The angel declares, “I’ve given the message to you.” Every Easter we must ask to whom did God give the Easter message?” Let us all shout, “Female clergy!” If you believe Christ is risen, then accept the Easter messengers!  If the church excludes you, be of good cheer; that is the way church folks generally greet the prophets! But be not dismayed, Jesus gets in front of us leading us to Pentecost, Ethiopia, Damascus, Caesarea, Antioch, Assisia, Guttinburg, Aldersgate, Montgomery….  Maybe someday, we will stop driving through the rearview mirror and start trying to follow Jesus, who goes ahead of us!  

 

How will we go forward?  The angel declares, “Be not afraid?”  With Jesus crucified, soldiers laid out as if dead, an empty tomb,  sleeping bishops, churches locked, disciples fleeing, belief fizzling, the earth shaking, angeling descending, Heaven calls out, “Be not afraid!”  That is kind of funny. Be not afraid? Hear the good news. Matthew reports without condemnation or commentary, that our clergy women carry Easter’s message while feeling “great fear and excitement.” Even as angels declare “be not afraid”, faithful people move forward with a sense of “great fear and excitement.”  Perhaps, faith is a kind of fearful fearlessness that always keeps moving forward? 

 

Magdalene, Mary, and Joanna know a certain fearful fearlessness. They persist in carrying God’s message to those who reject them as messengers.  Today, faith dons a mask to carry healing into the ICU, stock groceries, and work at the foodbank. Easter people sat down on lily-white lunch counters to shine holy light upon the guardians of systemic evil.   Easter people keep moving forward, give sacrificially, act generously, forgive easily, vote against their own interests, overcome hate with love, lead protests, reach out to lonely neighbors, offer free healthcare,  end hunger, liberate prisons, and forgive easily. Easter people move forward with fear and excitement trusting that Jesus goes ahead of us.  

 

As our clergy heros (Mary, Magdeline, and Joanna) carry the good news to sleeping and scattered disciples, Jesus intercepts them. Matthew’s text says simply that Christ “met them and greeted them. They came and grabbed his feet and worshipped him.” The Easter message is so understated. No liturgy is given. No creed formulated. No song composed. No church building yet! Jesus simply shows up as we get moving.  Hold onto those holy moments!

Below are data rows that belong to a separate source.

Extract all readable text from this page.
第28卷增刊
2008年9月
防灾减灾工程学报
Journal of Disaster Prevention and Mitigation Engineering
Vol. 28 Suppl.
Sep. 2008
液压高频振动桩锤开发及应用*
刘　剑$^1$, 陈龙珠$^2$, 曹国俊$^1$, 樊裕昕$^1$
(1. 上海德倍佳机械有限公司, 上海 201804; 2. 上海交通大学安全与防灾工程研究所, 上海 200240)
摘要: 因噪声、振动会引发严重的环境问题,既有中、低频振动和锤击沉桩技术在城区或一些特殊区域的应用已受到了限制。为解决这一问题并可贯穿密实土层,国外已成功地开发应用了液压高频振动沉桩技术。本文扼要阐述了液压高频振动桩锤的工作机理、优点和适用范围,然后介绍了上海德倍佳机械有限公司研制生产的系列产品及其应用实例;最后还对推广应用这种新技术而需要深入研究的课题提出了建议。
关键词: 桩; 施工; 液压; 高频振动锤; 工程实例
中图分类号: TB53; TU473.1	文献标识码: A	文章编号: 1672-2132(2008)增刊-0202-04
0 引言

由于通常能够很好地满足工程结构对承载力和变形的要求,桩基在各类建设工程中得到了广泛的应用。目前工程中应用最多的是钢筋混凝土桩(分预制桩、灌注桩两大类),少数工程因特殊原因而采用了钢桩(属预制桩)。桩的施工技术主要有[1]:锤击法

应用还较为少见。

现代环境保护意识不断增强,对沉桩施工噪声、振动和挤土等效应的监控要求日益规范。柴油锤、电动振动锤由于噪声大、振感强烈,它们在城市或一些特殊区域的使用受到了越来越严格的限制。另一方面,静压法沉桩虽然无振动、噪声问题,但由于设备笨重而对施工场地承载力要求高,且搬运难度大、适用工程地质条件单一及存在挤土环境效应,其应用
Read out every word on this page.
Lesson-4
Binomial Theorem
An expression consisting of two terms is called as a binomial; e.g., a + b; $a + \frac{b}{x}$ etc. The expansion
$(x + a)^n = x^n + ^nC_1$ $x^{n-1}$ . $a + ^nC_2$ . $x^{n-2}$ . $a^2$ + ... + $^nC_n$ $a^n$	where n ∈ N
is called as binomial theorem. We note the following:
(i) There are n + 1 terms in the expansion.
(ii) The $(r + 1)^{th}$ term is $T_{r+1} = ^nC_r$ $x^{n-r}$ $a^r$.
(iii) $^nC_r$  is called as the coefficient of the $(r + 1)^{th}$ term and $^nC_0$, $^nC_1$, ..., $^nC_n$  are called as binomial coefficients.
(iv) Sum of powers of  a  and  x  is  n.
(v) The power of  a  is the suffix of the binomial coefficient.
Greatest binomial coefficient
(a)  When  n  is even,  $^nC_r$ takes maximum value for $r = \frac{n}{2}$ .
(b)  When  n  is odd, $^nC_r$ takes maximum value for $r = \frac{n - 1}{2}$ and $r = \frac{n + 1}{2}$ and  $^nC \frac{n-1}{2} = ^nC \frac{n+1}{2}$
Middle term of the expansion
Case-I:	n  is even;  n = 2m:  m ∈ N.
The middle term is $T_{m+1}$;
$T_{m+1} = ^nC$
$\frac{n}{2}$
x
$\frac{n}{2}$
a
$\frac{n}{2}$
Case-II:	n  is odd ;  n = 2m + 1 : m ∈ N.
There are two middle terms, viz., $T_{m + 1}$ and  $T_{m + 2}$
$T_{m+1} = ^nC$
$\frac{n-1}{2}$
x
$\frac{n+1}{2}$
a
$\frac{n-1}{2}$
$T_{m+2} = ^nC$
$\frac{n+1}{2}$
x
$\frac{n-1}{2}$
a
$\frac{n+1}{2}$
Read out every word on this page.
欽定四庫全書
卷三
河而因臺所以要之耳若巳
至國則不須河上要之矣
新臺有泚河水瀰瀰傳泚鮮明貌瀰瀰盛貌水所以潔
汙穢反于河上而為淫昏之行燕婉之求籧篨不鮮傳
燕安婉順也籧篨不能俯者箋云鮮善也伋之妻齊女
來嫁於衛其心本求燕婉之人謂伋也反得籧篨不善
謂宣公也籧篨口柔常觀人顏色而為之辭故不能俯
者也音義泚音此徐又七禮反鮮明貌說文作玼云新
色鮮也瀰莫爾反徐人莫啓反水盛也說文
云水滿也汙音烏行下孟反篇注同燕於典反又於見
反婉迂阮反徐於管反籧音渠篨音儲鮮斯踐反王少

Jesus is going ahead of us. We are not assured that everything will be alright. Indeed, after Easter’s transformation nothing can go back to the way it once was. Easter people move forward with hope and a kind of fearful fearlessness trusting that Christ is out in front of us.  Indeed, Paul, who Jesus intercepted along the Damascus Road writes, “nothing can separate us from the Love of God.” We move forward through trouble,  distress, harassment, pandemic, nakedness, danger, war, and even death, trusting we will know love goes ahead of us. For I, too, am convinced that nothing can separate us from God’s love in Christ Jesus our Lord: not death nor life, not angels nor rulers, nor things present nor things to come, not powers or height or depth, or anything else in all creation can separate us from God’s love in Christ Jesus our Lord. 

 

Christ is risen and going before us.  Be not afraid! Amen.